Die SPÖ und die neue Welt der Arbeit

Christian Kern hat alle Probleme aufgezeigt. Jetzt braucht er den Mut zur Umsetzung seiner Vorhaben.

Ziemlich spät kam der neue SPÖ-Vorsitzende in seiner gestrigen Rede auf diejenigen Menschen zu sprechen, die letztlich über den Erfolg seiner Kanzlerschaft entscheiden werden: Die, wie er sagte, "sogenannten kleinen Leute". Er nannte als Beispiel ein Paar, er trägt Pakete aus, sie verkauft in einer Bäckerei, sie sorgen für die Kinder, sie schauen fern und leisten sich nur selten einen Abend in einem Lokal. Zu solchen Menschen sage die SPÖ, sie müssten sich weiterbilden, Multikulti lieben und den Kindern Gedichte vorlesen. Die halten uns für abgehoben, so Kern, während die FPÖ hinkomme und einfach sagt: "Ihr seid ok."

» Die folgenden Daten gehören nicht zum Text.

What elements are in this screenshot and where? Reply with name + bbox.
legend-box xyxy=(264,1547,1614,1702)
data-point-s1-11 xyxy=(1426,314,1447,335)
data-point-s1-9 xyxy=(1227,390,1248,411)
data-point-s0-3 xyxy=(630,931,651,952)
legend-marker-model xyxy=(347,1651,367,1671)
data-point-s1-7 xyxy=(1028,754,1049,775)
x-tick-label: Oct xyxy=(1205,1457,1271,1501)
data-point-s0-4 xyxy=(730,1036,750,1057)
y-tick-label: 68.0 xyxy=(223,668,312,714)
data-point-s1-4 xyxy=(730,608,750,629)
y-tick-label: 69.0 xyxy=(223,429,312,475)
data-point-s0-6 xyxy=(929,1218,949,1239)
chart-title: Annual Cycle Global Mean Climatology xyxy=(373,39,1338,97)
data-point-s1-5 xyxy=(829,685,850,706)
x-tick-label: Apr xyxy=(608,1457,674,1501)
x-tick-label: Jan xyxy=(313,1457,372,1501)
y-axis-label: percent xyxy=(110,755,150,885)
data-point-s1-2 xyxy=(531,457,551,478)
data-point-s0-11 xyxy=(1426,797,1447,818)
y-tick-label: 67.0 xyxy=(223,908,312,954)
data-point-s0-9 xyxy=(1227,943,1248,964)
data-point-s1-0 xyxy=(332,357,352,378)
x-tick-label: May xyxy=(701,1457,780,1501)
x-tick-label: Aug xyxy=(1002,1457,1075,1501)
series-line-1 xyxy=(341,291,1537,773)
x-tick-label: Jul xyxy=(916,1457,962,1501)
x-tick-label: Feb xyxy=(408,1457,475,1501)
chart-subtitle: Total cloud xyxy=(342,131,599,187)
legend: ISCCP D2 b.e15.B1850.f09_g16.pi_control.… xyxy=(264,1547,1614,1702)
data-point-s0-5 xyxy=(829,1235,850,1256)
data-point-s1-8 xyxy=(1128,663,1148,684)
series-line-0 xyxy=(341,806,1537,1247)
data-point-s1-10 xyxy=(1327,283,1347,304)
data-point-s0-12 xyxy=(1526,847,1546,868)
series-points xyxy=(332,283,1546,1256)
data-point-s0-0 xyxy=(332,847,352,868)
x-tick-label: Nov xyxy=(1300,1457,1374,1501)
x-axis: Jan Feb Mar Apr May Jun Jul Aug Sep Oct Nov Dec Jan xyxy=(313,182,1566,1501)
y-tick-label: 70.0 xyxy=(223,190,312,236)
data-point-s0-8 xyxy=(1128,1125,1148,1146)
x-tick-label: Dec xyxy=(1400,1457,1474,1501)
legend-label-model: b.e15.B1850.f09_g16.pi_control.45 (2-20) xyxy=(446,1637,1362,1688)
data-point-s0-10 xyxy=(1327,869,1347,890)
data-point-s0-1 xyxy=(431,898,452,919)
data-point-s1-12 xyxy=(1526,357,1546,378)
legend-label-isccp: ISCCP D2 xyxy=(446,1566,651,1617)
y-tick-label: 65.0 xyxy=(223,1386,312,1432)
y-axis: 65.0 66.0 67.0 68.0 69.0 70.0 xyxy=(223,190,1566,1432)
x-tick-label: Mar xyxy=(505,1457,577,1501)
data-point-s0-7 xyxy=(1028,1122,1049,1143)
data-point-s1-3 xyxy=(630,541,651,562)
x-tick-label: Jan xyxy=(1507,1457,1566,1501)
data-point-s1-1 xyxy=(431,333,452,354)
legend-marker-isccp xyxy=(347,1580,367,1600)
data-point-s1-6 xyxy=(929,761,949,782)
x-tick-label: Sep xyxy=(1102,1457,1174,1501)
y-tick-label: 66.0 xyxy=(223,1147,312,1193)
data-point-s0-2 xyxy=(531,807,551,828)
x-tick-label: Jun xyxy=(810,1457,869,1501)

In der Analyse war Christian Kern, wie so oft in den vergangenen Wochen, völlig klar. Aber die Konsequenzen für die Arbeit der SPÖ hat er noch nicht erklärt. Die klassische Arbeiterpartei hat sich da leichter getan. Sie versprach Aufstieg durch Bildung, dazu Gleichheit und Solidarität. Das ließ sich schon im nationalen Rahmen und ständigem Wirtschaftswachstum nicht so leicht umsetzen, aber immerhin, so kam die Sozialdemokratie zu Erfolgen. Heute muss die SPÖ klarmachen, dass ganze Berufe wegfallen, Flexibilität immer wichtiger wird und nationale Maßnahmen oft wirkungslos sind. Alles unerwünschte Botschaften, die Kern aber durchaus formulierte,wenn er davon sprach, dass die Digitalisierung nicht nur die Arbeitswelt grundlegend verändert, sondern unser ganzes Leben. Aber hier hat der Bogen zu den vielen Enttäuschten gefehlt, die zur FPÖ abgewandert sind, nicht, weil sie sich dort Lösungen für die Zukunft erwarten, sondern weil sie sich nicht "belästigt fühlen", wie der Kanzler selbstkritisch meinte.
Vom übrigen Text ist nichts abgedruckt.